Todos os motes listados foram levados em conta na hora de elaborar e apresentar os diários, propiciando uma visão estendida do que estávamos fazendo. O diário oferece essa visão de fora, como se pudéssemos nos ver de forma ampliada. Van Manen (2003, p. 91)Van Manen, M. (2003). Investigación educativa y experiencia vivida. Barcelona: Idea. coloca que a prática da escrita nos diários pode “contribuir al proceso de aprendizaje en la medida en que los estudiantes son alentados a continuar reflexionando sobre sus experiencias de aprendizaje y a intentar descubrir relaciones que de otro modo podrían no ver”.

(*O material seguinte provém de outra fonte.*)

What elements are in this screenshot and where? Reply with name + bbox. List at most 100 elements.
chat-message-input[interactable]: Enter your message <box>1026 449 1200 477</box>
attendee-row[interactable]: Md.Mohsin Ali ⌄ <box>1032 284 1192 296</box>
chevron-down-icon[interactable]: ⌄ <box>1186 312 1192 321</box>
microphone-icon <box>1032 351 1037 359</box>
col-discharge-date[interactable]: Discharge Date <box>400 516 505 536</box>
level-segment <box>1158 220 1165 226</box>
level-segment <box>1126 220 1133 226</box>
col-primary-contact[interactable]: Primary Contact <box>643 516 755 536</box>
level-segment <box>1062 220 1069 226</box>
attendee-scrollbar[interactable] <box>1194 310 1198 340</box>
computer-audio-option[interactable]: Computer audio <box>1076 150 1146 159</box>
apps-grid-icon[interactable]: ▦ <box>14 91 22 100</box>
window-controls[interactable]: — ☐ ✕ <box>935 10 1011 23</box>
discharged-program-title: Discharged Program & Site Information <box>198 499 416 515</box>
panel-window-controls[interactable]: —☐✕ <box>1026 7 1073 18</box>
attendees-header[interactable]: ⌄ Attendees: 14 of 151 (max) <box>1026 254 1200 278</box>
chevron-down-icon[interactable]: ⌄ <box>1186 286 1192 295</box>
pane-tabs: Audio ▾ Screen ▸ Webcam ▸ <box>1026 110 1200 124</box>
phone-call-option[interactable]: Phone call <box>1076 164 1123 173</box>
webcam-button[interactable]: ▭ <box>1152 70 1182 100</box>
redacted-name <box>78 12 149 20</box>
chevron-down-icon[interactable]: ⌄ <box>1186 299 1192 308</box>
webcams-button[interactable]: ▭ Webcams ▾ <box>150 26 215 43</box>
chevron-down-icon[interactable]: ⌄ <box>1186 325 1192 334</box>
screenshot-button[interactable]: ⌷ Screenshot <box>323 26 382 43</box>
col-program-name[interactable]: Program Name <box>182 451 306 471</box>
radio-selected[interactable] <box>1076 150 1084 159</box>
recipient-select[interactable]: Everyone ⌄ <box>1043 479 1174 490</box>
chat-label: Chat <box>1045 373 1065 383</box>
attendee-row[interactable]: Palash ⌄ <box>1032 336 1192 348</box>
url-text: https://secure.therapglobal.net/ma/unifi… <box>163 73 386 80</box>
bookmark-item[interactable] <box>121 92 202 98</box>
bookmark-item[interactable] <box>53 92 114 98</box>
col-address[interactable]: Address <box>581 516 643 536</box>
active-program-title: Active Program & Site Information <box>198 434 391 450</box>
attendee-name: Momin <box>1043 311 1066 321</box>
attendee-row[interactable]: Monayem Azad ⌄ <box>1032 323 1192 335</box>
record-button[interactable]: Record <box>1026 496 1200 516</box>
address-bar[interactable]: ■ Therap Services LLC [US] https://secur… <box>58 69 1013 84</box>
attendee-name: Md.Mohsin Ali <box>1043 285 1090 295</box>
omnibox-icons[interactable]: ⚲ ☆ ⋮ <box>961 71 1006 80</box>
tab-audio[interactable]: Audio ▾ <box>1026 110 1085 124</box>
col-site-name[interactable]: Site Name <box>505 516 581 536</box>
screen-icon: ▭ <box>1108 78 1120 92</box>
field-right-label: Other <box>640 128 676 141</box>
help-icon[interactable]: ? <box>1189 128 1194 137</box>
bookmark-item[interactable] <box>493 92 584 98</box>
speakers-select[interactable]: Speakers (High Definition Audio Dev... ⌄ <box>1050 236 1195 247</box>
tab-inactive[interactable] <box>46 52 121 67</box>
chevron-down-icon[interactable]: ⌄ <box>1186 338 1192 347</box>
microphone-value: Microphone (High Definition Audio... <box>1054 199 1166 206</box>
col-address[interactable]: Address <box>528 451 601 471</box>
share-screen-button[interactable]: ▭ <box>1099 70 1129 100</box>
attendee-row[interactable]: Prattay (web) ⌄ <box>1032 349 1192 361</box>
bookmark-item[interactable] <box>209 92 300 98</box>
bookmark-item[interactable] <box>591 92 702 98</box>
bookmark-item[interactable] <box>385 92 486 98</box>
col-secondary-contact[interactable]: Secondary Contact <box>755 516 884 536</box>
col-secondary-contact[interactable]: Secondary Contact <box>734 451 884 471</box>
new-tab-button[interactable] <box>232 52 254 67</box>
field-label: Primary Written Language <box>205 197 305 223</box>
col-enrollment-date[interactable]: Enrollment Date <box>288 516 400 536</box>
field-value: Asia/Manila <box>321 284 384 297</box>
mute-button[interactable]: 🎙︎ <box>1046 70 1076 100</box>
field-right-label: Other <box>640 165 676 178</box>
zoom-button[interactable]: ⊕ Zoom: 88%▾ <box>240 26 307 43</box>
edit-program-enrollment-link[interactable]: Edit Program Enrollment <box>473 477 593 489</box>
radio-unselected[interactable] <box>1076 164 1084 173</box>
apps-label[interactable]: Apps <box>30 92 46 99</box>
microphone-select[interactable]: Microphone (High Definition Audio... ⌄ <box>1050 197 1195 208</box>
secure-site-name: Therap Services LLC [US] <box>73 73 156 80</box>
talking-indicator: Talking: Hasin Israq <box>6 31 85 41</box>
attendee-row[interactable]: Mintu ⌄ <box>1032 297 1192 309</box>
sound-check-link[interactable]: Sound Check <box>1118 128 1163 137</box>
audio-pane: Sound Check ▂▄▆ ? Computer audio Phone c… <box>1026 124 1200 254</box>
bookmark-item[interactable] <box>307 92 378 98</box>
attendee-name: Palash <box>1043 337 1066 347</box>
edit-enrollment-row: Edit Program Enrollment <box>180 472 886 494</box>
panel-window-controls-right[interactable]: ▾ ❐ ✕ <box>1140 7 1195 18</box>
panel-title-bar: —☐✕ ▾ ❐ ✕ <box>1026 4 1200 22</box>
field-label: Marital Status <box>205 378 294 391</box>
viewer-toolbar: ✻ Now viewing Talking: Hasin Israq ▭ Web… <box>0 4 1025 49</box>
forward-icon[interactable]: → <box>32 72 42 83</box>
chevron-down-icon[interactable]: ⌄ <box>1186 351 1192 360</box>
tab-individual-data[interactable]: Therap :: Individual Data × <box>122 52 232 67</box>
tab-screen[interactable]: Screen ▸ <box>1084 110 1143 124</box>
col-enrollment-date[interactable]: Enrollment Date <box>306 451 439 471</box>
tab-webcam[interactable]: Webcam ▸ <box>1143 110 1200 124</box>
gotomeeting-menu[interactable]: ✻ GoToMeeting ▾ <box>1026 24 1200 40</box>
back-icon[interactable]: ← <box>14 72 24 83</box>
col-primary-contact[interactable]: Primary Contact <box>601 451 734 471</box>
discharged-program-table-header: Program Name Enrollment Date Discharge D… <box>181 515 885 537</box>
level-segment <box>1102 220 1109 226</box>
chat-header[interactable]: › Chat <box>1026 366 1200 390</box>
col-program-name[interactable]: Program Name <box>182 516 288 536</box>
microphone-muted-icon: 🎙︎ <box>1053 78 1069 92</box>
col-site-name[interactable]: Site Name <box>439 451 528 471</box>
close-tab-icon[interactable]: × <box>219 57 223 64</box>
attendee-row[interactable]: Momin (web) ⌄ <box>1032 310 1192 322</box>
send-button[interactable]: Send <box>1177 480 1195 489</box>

Essa colocação nos faz pensar no quanto o diário se aproxima da fotografia. Podemos escolher o melhor ângulo e visualizar o que a máquina fotográfica irá captar, mas quando revemos as fotos, imagens inesperadas surgem no visor, pois elementos ou pessoas passam a ser contemplados sem que tivéssemos inicialmente a intenção de capturá-los. É um novo olhar para o que já havíamos visto. Poderíamos dizer que o diário oportuniza uma renovada experiência do que já havíamos vivenciado.

Ao elaborar o diário, não somos mais os mesmos que antes: elementos entraram em cena e intercessores nos violentaram a pensar outras coisas neste percurso. Somos atravessados e afetados a todo momento, pois vamos nos produzindo neste caminhar, fazendo com que singulares relações passem a ser imbricadas e problematizadas.

Surpresas acontecem no momento em que passamos a rever o que experienciamos, algumas agradáveis, outras nem tanto. Por vezes, deparamo-nos com nossas fragilidades e com aquilo que, com muito esforço, insistimos em esconder. Entrar em contato com cenas que nos causam desconforto e estranhamento faz parte do processo de elaboração do diário, pois ele é também um espaço de encontro com nós mesmos. É uma oportunidade para nos ouvir, para visualizar aquilo que trancamos a sete chaves e entrar em contato com os “dilemas” que nós mesmos construímos.

A presença dos “dilemas” nos diários toma outras proporções quando são expressos em palavras ou imagens, pois, de monstros grandiosos e imaginários, eles adotam outras formas e se apequenam. Os “dilemas” podem ser encarados não como adversários, mas como aliados quando nos colocamos em situação de vê-los como impulsionadores do pensar, quando empregamos energias na busca de outras produções de sentidos, potencializando o que parecia impossível.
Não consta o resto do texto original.